FORT COLLINS — A chess teacher facing a possible life sentence for molesting his students declared his innocence Tuesday and boasted about his prowess on the chess board before he was handcuffed and taken to prison.
Robert Michael Snyder — the author of the “Chess for Juniors” book series — issued a statement to the media through his attorney, saying he was not guilty of sexually abusing two boys who came to him wishing to know more about chess.
Snyder, 55, refused to speak for himself at his sentencing hearing, during which he was described as a narcissistic pedophile, who used chess to manipulate and destroy his young charges. He pleaded guilty Jan. 29 to a probation violation.
“There has been no willingness on his part to seek rehabilitation,” said Larimer County District Judge Dave Williams. “He has no empathy at all for his victims.”
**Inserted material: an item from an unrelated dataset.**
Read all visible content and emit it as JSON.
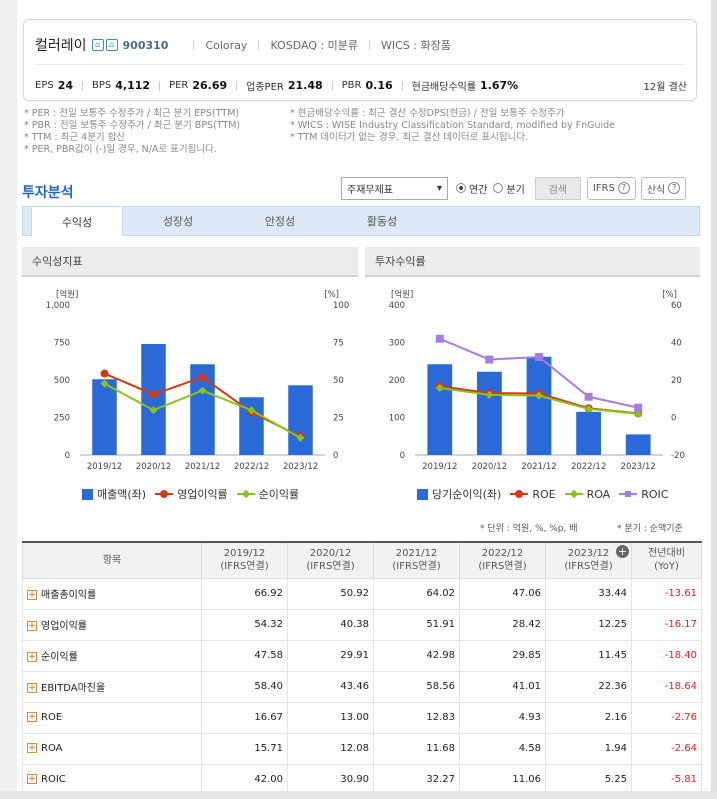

Williams then imposed an open sentence on Snyder, meaning he will spend at least 12 years — and potentially much longer — in prison for sexual assault on a child.
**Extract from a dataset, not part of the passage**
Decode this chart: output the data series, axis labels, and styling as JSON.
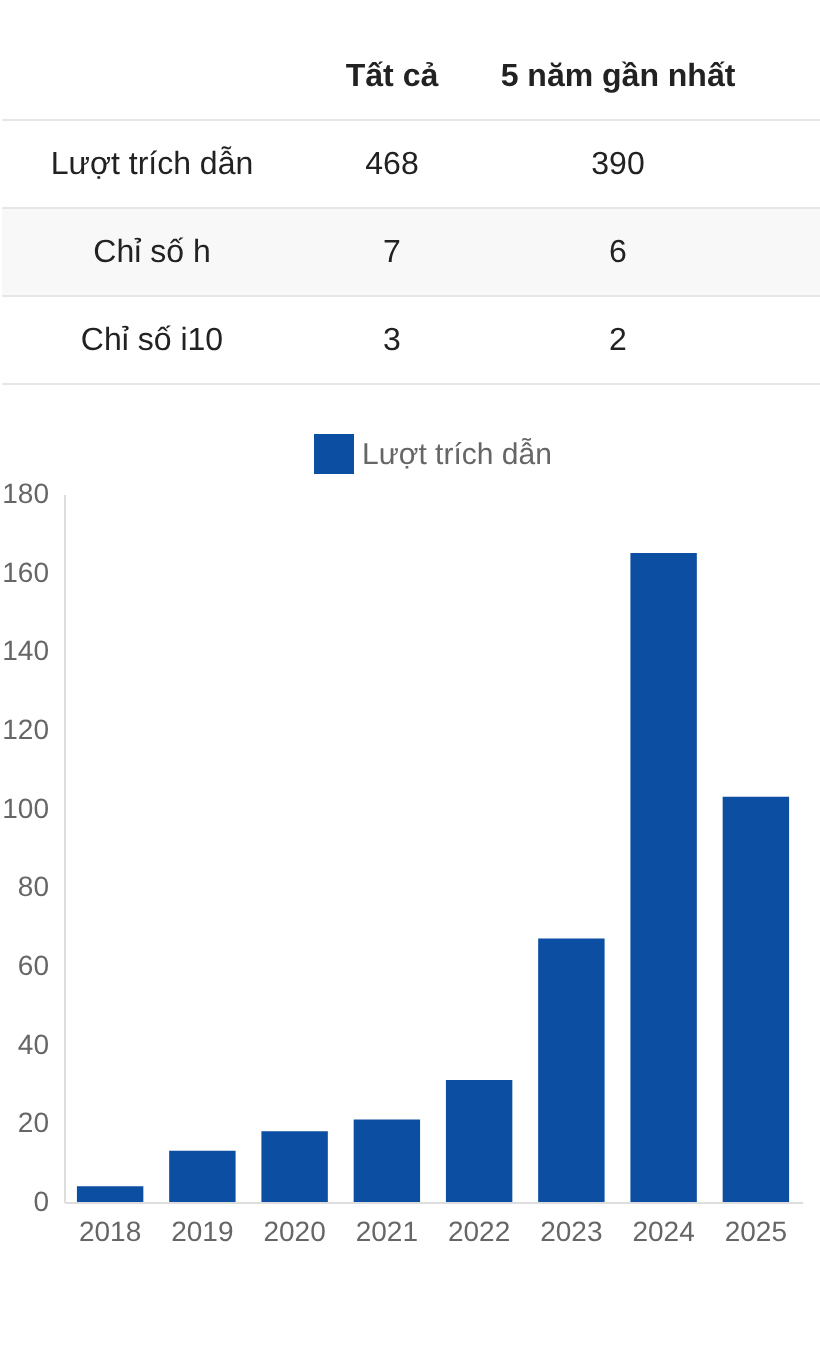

Under the sentence, Snyder may apply for parole, but the Department of Corrections has the latitude to decide when — or if — he can be released, prosecutor Cliff Riedel said.
Riedel told the court that a psycho- sexual evaluation of Snyder revealed a man who cared only for his own sexual needs and a man who used students — and sometimes their mothers — to get what he wanted.
“This is a highly intelligent man, a very manipulative defendant who is a predatory pedophile with delusions of his own grandeur,” Riedel said.
Police said Snyder molested two male students — 10 and 11 — at his Fort Collins home, which had a backyard playground called “Fort Chess.”
In 2005, he pleaded guilty to sexual assault on a child as well as a misdemeanor count of unlawful sexual contact with a child, involving another student.
After serving a two-year sentence in the Larimer County Jail for the misdemeanor, he fled the country in 2008 for Belize instead of serving 10 years of intensive supervision for sex offenders.
Snyder was arrested last year when the television show “America’s Most Wanted” featured him in an episode. A parent at an elementary school in Belize saw the show and tipped off law enforcement that a man known as Augustin Rios matching Snyder’s description was teaching chess to children through the school.
Riedel said Snyder got a Mexican birth certificate, a driver’s license and a passport while he was serving his two-year sentence. In Belize, he married a police officer who had two young children and resumed teaching chess, Riedel said.
Snyder has shown no remorse for what he did to his young students, said the mother of one of his victims.
“He is a lifelong pedophile who won’t stop,” the woman told Williams. “Clearly, he can’t be trusted.”